Gao M, Laehner Z, Thunberg J, Cremers D, Bernard F (2021)
Publication Type: Conference contribution
Publication year: 2021
Publisher: IEEE Computer Society
Pages Range: 14178-14188
Conference Proceedings Title: Proceedings of the IEEE Computer Society Conference on Computer Vision and Pattern Recognition
Event location: Virtual, Online, USA
ISBN: 9781665445092
DOI: 10.1109/CVPR46437.2021.01396
Finding correspondences between shapes is a fundamental problem in computer vision and graphics, which is relevant for many applications, including 3D reconstruction, object tracking, and style transfer. The vast majority of correspondence methods aim to find a solution between pairs of shapes, even if multiple instances of the same class are available. While isometries are often studied in shape correspondence problems, they have not been considered explicitly in the multi-matching setting. This paper closes this gap by proposing a novel optimisation formulation for isometric multi-shape matching. We present a suitable optimisation algorithm for solving our formulation and provide a convergence and complexity analysis. Our algorithm obtains multi-matchings that are by construction provably cycle-consistent.
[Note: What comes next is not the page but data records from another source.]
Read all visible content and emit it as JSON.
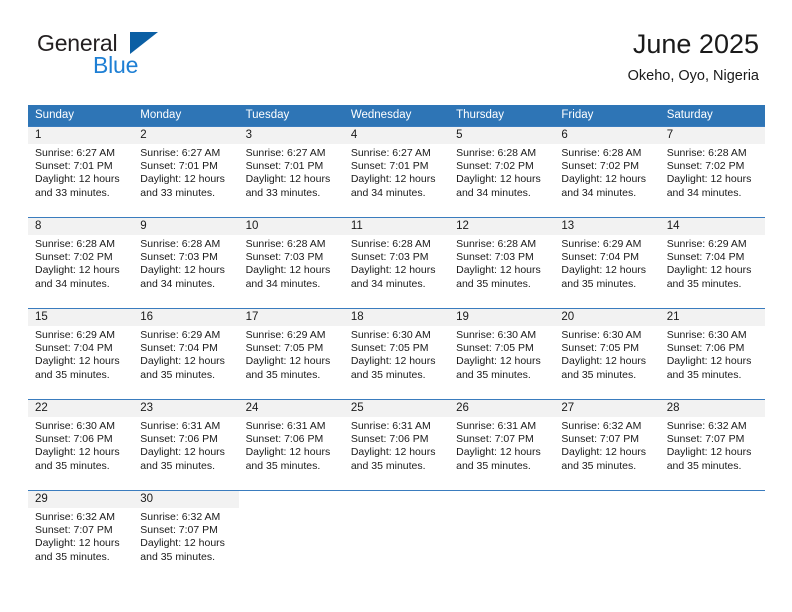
{
  "brand": {
    "word1": "General",
    "word2": "Blue",
    "triangle_color": "#0b5fa4",
    "blue_color": "#1e7fd4"
  },
  "header": {
    "title": "June 2025",
    "location": "Okeho, Oyo, Nigeria"
  },
  "theme": {
    "header_bg": "#2e75b6",
    "daynum_bg": "#f2f2f2",
    "row_border": "#3a7cbe",
    "text": "#1a1a1a"
  },
  "weekday_headers": [
    "Sunday",
    "Monday",
    "Tuesday",
    "Wednesday",
    "Thursday",
    "Friday",
    "Saturday"
  ],
  "weeks": [
    [
      {
        "day": "1",
        "sunrise": "Sunrise: 6:27 AM",
        "sunset": "Sunset: 7:01 PM",
        "daylight1": "Daylight: 12 hours",
        "daylight2": "and 33 minutes."
      },
      {
        "day": "2",
        "sunrise": "Sunrise: 6:27 AM",
        "sunset": "Sunset: 7:01 PM",
        "daylight1": "Daylight: 12 hours",
        "daylight2": "and 33 minutes."
      },
      {
        "day": "3",
        "sunrise": "Sunrise: 6:27 AM",
        "sunset": "Sunset: 7:01 PM",
        "daylight1": "Daylight: 12 hours",
        "daylight2": "and 33 minutes."
      },
      {
        "day": "4",
        "sunrise": "Sunrise: 6:27 AM",
        "sunset": "Sunset: 7:01 PM",
        "daylight1": "Daylight: 12 hours",
        "daylight2": "and 34 minutes."
      },
      {
        "day": "5",
        "sunrise": "Sunrise: 6:28 AM",
        "sunset": "Sunset: 7:02 PM",
        "daylight1": "Daylight: 12 hours",
        "daylight2": "and 34 minutes."
      },
      {
        "day": "6",
        "sunrise": "Sunrise: 6:28 AM",
        "sunset": "Sunset: 7:02 PM",
        "daylight1": "Daylight: 12 hours",
        "daylight2": "and 34 minutes."
      },
      {
        "day": "7",
        "sunrise": "Sunrise: 6:28 AM",
        "sunset": "Sunset: 7:02 PM",
        "daylight1": "Daylight: 12 hours",
        "daylight2": "and 34 minutes."
      }
    ],
    [
      {
        "day": "8",
        "sunrise": "Sunrise: 6:28 AM",
        "sunset": "Sunset: 7:02 PM",
        "daylight1": "Daylight: 12 hours",
        "daylight2": "and 34 minutes."
      },
      {
        "day": "9",
        "sunrise": "Sunrise: 6:28 AM",
        "sunset": "Sunset: 7:03 PM",
        "daylight1": "Daylight: 12 hours",
        "daylight2": "and 34 minutes."
      },
      {
        "day": "10",
        "sunrise": "Sunrise: 6:28 AM",
        "sunset": "Sunset: 7:03 PM",
        "daylight1": "Daylight: 12 hours",
        "daylight2": "and 34 minutes."
      },
      {
        "day": "11",
        "sunrise": "Sunrise: 6:28 AM",
        "sunset": "Sunset: 7:03 PM",
        "daylight1": "Daylight: 12 hours",
        "daylight2": "and 34 minutes."
      },
      {
        "day": "12",
        "sunrise": "Sunrise: 6:28 AM",
        "sunset": "Sunset: 7:03 PM",
        "daylight1": "Daylight: 12 hours",
        "daylight2": "and 35 minutes."
      },
      {
        "day": "13",
        "sunrise": "Sunrise: 6:29 AM",
        "sunset": "Sunset: 7:04 PM",
        "daylight1": "Daylight: 12 hours",
        "daylight2": "and 35 minutes."
      },
      {
        "day": "14",
        "sunrise": "Sunrise: 6:29 AM",
        "sunset": "Sunset: 7:04 PM",
        "daylight1": "Daylight: 12 hours",
        "daylight2": "and 35 minutes."
      }
    ],
    [
      {
        "day": "15",
        "sunrise": "Sunrise: 6:29 AM",
        "sunset": "Sunset: 7:04 PM",
        "daylight1": "Daylight: 12 hours",
        "daylight2": "and 35 minutes."
      },
      {
        "day": "16",
        "sunrise": "Sunrise: 6:29 AM",
        "sunset": "Sunset: 7:04 PM",
        "daylight1": "Daylight: 12 hours",
        "daylight2": "and 35 minutes."
      },
      {
        "day": "17",
        "sunrise": "Sunrise: 6:29 AM",
        "sunset": "Sunset: 7:05 PM",
        "daylight1": "Daylight: 12 hours",
        "daylight2": "and 35 minutes."
      },
      {
        "day": "18",
        "sunrise": "Sunrise: 6:30 AM",
        "sunset": "Sunset: 7:05 PM",
        "daylight1": "Daylight: 12 hours",
        "daylight2": "and 35 minutes."
      },
      {
        "day": "19",
        "sunrise": "Sunrise: 6:30 AM",
        "sunset": "Sunset: 7:05 PM",
        "daylight1": "Daylight: 12 hours",
        "daylight2": "and 35 minutes."
      },
      {
        "day": "20",
        "sunrise": "Sunrise: 6:30 AM",
        "sunset": "Sunset: 7:05 PM",
        "daylight1": "Daylight: 12 hours",
        "daylight2": "and 35 minutes."
      },
      {
        "day": "21",
        "sunrise": "Sunrise: 6:30 AM",
        "sunset": "Sunset: 7:06 PM",
        "daylight1": "Daylight: 12 hours",
        "daylight2": "and 35 minutes."
      }
    ],
    [
      {
        "day": "22",
        "sunrise": "Sunrise: 6:30 AM",
        "sunset": "Sunset: 7:06 PM",
        "daylight1": "Daylight: 12 hours",
        "daylight2": "and 35 minutes."
      },
      {
        "day": "23",
        "sunrise": "Sunrise: 6:31 AM",
        "sunset": "Sunset: 7:06 PM",
        "daylight1": "Daylight: 12 hours",
        "daylight2": "and 35 minutes."
      },
      {
        "day": "24",
        "sunrise": "Sunrise: 6:31 AM",
        "sunset": "Sunset: 7:06 PM",
        "daylight1": "Daylight: 12 hours",
        "daylight2": "and 35 minutes."
      },
      {
        "day": "25",
        "sunrise": "Sunrise: 6:31 AM",
        "sunset": "Sunset: 7:06 PM",
        "daylight1": "Daylight: 12 hours",
        "daylight2": "and 35 minutes."
      },
      {
        "day": "26",
        "sunrise": "Sunrise: 6:31 AM",
        "sunset": "Sunset: 7:07 PM",
        "daylight1": "Daylight: 12 hours",
        "daylight2": "and 35 minutes."
      },
      {
        "day": "27",
        "sunrise": "Sunrise: 6:32 AM",
        "sunset": "Sunset: 7:07 PM",
        "daylight1": "Daylight: 12 hours",
        "daylight2": "and 35 minutes."
      },
      {
        "day": "28",
        "sunrise": "Sunrise: 6:32 AM",
        "sunset": "Sunset: 7:07 PM",
        "daylight1": "Daylight: 12 hours",
        "daylight2": "and 35 minutes."
      }
    ],
    [
      {
        "day": "29",
        "sunrise": "Sunrise: 6:32 AM",
        "sunset": "Sunset: 7:07 PM",
        "daylight1": "Daylight: 12 hours",
        "daylight2": "and 35 minutes."
      },
      {
        "day": "30",
        "sunrise": "Sunrise: 6:32 AM",
        "sunset": "Sunset: 7:07 PM",
        "daylight1": "Daylight: 12 hours",
        "daylight2": "and 35 minutes."
      },
      {
        "day": "",
        "sunrise": "",
        "sunset": "",
        "daylight1": "",
        "daylight2": ""
      },
      {
        "day": "",
        "sunrise": "",
        "sunset": "",
        "daylight1": "",
        "daylight2": ""
      },
      {
        "day": "",
        "sunrise": "",
        "sunset": "",
        "daylight1": "",
        "daylight2": ""
      },
      {
        "day": "",
        "sunrise": "",
        "sunset": "",
        "daylight1": "",
        "daylight2": ""
      },
      {
        "day": "",
        "sunrise": "",
        "sunset": "",
        "daylight1": "",
        "daylight2": ""
      }
    ]
  ]
}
We demonstrate the superior performance of our method on various datasets and set the new state-ofthe-art in isometric multi-shape matching.
APA:
Gao, M., Laehner, Z., Thunberg, J., Cremers, D., & Bernard, F. (2021). Isometric multi-shape matching. In Proceedings of the IEEE Computer Society Conference on Computer Vision and Pattern Recognition (pp. 14178-14188). Virtual, Online, USA: IEEE Computer Society.
MLA:
Gao, Maolin, et al. "Isometric multi-shape matching." Proceedings of the 2021 IEEE/CVF Conference on Computer Vision and Pattern Recognition, CVPR 2021, Virtual, Online, USA IEEE Computer Society, 2021. 14178-14188.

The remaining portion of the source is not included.